By John Gallagher
Detroit Free Press Business Writer
The owners of the Ambassador Bridge have lost an attempt to block Gov. Rick Snyder’s proposed New International Trade Crossing bridge to Canada on environmental grounds.
U.S. District Judge Avern Cohn ruled Thursday that the U.S. Federal Highway Administration (FWHA) acted properly in its environmental review of the proposed bridge and its site-selection process. He thereby threw out a move by the Detroit International Bridge Company to block the project.
In his 45-page opinion, Cohn noted that the federal government included 103 reports and studies and over 130,000 pages of documents on various topics that formed the heart of its environmental review and site-selection process. Calling this an “exhaustive process,” Cohn ruled that, “It was a reasoned process and a reasoned decision.”
DIBC and other plaintiffs, including the Latin Americans for Social and Economic Development, a non-profit group, had sought to block the court from affirming the government’s selection of a site for the new bridge in Detroit’s Delray district about two miles downriver from the Ambassador Bridge.

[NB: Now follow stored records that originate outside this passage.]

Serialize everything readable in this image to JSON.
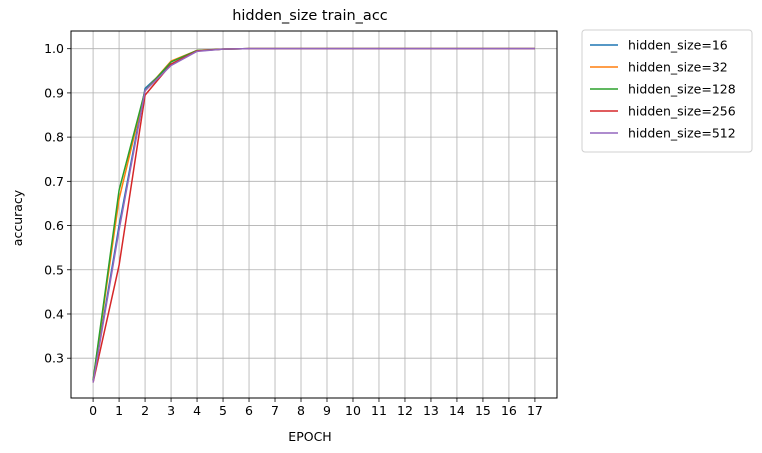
{
  "chart_data": {
    "type": "line",
    "title": "hidden_size train_acc",
    "xlabel": "EPOCH",
    "ylabel": "accuracy",
    "x": [
      0,
      1,
      2,
      3,
      4,
      5,
      6,
      7,
      8,
      9,
      10,
      11,
      12,
      13,
      14,
      15,
      16,
      17
    ],
    "xlim": [
      -0.85,
      17.85
    ],
    "ylim": [
      0.21,
      1.04
    ],
    "yticks": [
      0.3,
      0.4,
      0.5,
      0.6,
      0.7,
      0.8,
      0.9,
      1.0
    ],
    "ytick_labels": [
      "0.3",
      "0.4",
      "0.5",
      "0.6",
      "0.7",
      "0.8",
      "0.9",
      "1.0"
    ],
    "grid": true,
    "legend_position": "outside-top-right",
    "series": [
      {
        "name": "hidden_size=16",
        "color": "#1f77b4",
        "values": [
          0.25,
          0.6,
          0.91,
          0.965,
          0.995,
          0.999,
          1.0,
          1.0,
          1.0,
          1.0,
          1.0,
          1.0,
          1.0,
          1.0,
          1.0,
          1.0,
          1.0,
          1.0
        ]
      },
      {
        "name": "hidden_size=32",
        "color": "#ff7f0e",
        "values": [
          0.25,
          0.66,
          0.905,
          0.972,
          0.996,
          0.999,
          1.0,
          1.0,
          1.0,
          1.0,
          1.0,
          1.0,
          1.0,
          1.0,
          1.0,
          1.0,
          1.0,
          1.0
        ]
      },
      {
        "name": "hidden_size=128",
        "color": "#2ca02c",
        "values": [
          0.25,
          0.68,
          0.905,
          0.97,
          0.996,
          0.999,
          1.0,
          1.0,
          1.0,
          1.0,
          1.0,
          1.0,
          1.0,
          1.0,
          1.0,
          1.0,
          1.0,
          1.0
        ]
      },
      {
        "name": "hidden_size=256",
        "color": "#d62728",
        "values": [
          0.245,
          0.51,
          0.895,
          0.965,
          0.995,
          0.999,
          1.0,
          1.0,
          1.0,
          1.0,
          1.0,
          1.0,
          1.0,
          1.0,
          1.0,
          1.0,
          1.0,
          1.0
        ]
      },
      {
        "name": "hidden_size=512",
        "color": "#9467bd",
        "values": [
          0.245,
          0.59,
          0.905,
          0.962,
          0.994,
          0.999,
          1.0,
          1.0,
          1.0,
          1.0,
          1.0,
          1.0,
          1.0,
          1.0,
          1.0,
          1.0,
          1.0,
          1.0
        ]
      }
    ]
  }
}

As Cohn noted, the government’s review under the National Environmental Protection Act (NEPA) is just one of the steps required before construction of a new bridge can commence. But Cohn’s affirmation of the government’s decision marks a blow to rivals hoping to block the project.
The Ambassador Bridge is owned by billionaire businessman Manuel (Matty) Moroun and his family, who have filed suits in a variety of courts in the U.S. and Canada seeking to block the project, also known as the Detroit River International Crossing, or DRIC.
Noting that the environmental review process consumed almost eight years, Cohn ruled that, “The court concludes that the FHWA acted in a reasoned and deliberative fashion when it approved the proposed new international bridge crossing in the Delray neighborhood. The assertion of plaintiffs that the FHWA acted arbitrarily and capriciously has no merit.”
The bridge company said it would appeal the ruling.
“DIBC intends to appeal to the Sixth Circuit and is confident that laws passed by Congress to protect the environment in the United States may not be disregarded for the benefit of the Canadian government,” the company said in a statement. “The arbitrary preference for government ownership and government spending versus American capitalism is not protected by Congress or Parliament.”